Selain mengatur kewajiban penyusunan laporan keuangan, Undang-Undang Nomor 1 Tahun 2004 juga mengamanatkan bahwa laporan keuangan pemerintah harus dapat menghasilkan statistik keuangan yang mengacu pada manual statistik keuangan pemerintah sehingga dapat memenuhi kebutuhan analisis kebijakan dan kondisi fiskal, pengelolaan dan analisis perbandingan antar negara (cross country studies), kegiatan pemerintahan, dan penyajian statistik keuangan pemerintah. Amanat tersebut kemudian dituangkan dalam Peraturan Pemerintah Nomor 71 Tahun 2010 tentang Standar Akuntansi Pemerintahan yang mengatur perlunya penyusunan konsolidasi laporan. Dalam pasal 6 Peraturan Pemerintah Nomor 71 Tahun 2010 dinyatakan bahwa ada dua jenis konsolidasi, yaitu konsolidasi fiskal dan konsolidasi statistik keuangan pemerintah. Konsolidasi fiskal merupakan konsolidasi Laporan Keungan Pemerintah Pusat (LKPP) dan Laporan Keungan Pemerintah Daerah (LKPD) yang kemudian disusun menjadi Laporan Keungan Pemerintah Konsolidasian (LKPK) sesuai dengan prinsip dan aturan akuntansi dengan merujuk pada PSAP Nomor 11. Selain karena amanat peraturan perundang-undangan, terdapat alasan lain perlunya dilakukan penyusunan LKPK. Laporan keuangan yang disusun oleh masing-masing entitas pelaporan pemerintah belum mampu untuk menggambarkan aktivitas pemerintah secara umum menjadi alasan perlunya dilakukan konsolidasi laporan keuangan pemerintah sebagaimana dinyatakan oleh Baihaqi (2018).

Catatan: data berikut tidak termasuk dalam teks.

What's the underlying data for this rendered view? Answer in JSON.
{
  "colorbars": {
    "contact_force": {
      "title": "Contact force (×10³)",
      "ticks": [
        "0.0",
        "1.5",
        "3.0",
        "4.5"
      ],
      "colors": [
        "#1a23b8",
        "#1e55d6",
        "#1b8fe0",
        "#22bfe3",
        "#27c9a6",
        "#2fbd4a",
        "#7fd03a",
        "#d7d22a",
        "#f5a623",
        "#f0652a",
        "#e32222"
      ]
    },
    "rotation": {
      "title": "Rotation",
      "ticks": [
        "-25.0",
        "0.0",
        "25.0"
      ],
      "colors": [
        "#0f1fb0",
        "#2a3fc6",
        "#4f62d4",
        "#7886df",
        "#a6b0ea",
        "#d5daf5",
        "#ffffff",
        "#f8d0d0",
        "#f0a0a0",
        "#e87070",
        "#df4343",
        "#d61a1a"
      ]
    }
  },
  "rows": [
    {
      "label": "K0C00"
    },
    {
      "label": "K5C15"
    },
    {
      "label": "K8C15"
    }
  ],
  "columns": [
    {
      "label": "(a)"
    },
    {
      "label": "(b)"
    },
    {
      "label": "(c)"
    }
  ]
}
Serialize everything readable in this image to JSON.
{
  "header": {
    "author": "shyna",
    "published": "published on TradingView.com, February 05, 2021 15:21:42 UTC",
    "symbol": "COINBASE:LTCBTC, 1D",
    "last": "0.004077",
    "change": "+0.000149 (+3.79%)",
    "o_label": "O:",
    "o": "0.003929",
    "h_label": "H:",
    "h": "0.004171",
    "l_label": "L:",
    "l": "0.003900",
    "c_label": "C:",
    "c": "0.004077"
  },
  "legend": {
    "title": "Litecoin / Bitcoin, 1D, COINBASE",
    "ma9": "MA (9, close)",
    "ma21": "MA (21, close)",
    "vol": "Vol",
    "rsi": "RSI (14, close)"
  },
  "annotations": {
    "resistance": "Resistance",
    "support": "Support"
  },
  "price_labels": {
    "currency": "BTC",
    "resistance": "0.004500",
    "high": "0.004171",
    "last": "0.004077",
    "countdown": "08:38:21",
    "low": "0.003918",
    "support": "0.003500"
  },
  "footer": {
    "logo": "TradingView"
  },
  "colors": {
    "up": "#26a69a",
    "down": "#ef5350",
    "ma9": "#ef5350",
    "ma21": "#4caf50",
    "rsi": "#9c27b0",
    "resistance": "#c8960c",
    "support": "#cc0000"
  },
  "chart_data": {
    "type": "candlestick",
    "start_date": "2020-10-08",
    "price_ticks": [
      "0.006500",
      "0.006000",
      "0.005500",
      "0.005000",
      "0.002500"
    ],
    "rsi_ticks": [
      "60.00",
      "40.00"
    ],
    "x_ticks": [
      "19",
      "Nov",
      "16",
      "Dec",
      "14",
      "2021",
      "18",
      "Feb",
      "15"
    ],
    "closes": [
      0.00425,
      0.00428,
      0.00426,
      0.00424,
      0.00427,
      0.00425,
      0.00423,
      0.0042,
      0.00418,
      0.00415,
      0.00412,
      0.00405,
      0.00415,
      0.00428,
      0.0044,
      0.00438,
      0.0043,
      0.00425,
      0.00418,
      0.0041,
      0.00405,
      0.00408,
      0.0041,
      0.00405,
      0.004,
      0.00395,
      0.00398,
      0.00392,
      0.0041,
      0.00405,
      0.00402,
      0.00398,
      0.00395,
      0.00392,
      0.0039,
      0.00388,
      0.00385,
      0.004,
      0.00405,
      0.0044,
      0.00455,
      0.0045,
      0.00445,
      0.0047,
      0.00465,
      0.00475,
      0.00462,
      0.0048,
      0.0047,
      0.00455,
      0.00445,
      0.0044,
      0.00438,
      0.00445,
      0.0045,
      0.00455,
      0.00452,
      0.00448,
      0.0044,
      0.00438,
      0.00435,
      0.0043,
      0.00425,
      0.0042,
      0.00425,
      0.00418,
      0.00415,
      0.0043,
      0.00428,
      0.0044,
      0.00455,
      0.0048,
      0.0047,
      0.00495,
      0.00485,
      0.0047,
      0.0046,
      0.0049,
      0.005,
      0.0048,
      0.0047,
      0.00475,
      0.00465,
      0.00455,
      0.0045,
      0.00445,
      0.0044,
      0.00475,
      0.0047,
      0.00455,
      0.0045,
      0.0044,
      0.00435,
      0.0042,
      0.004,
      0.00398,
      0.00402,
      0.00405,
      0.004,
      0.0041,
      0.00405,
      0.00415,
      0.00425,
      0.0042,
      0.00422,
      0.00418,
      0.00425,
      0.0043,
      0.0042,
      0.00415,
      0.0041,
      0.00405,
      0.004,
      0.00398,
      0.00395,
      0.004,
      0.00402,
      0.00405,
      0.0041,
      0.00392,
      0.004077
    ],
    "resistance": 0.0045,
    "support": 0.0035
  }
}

Pelaksanaan konsolidasi laporan keuangan pemerintah dilakukan pada tingkat nasional dan tingkat wilayah. Sistem pelaporan keuangan pemerintah kosolidasian di tingkat wilayah dilaksanakan oleh unit penyusun pada Kantor Wilayah Direktorat Jenderal Perbendaharaan (Kanwil DJPb). Penyusunan LKPK Tingkat Wilayah (LKPK-TW) oleh Kanwil DJPb merupakan wujud nyata dari fungsi kantor vertikal Direktorat Jenderal Perbendaharaan sebagai Regional Chief Economist (RCE). Hasil wawancara pada tahun 2021 terhadap beberapa penyusun LKPK-TW menunjukkan bahwa, masih terdapat kendala dalam penyusunan  LKPK-TW. Kendala yang dihadapi antara lain, adanya perbedaan sistem dan kebijakan akuntansi pemerintah pusat dan daerah, rendahnya kualitas dan ketepatan waktu penyampaian data pemerintah daerah, dan belum terintegrasinya SPAN dan SIKD sehingga penyusunan laporan dilakukan secara manual, serta kendala lainnya.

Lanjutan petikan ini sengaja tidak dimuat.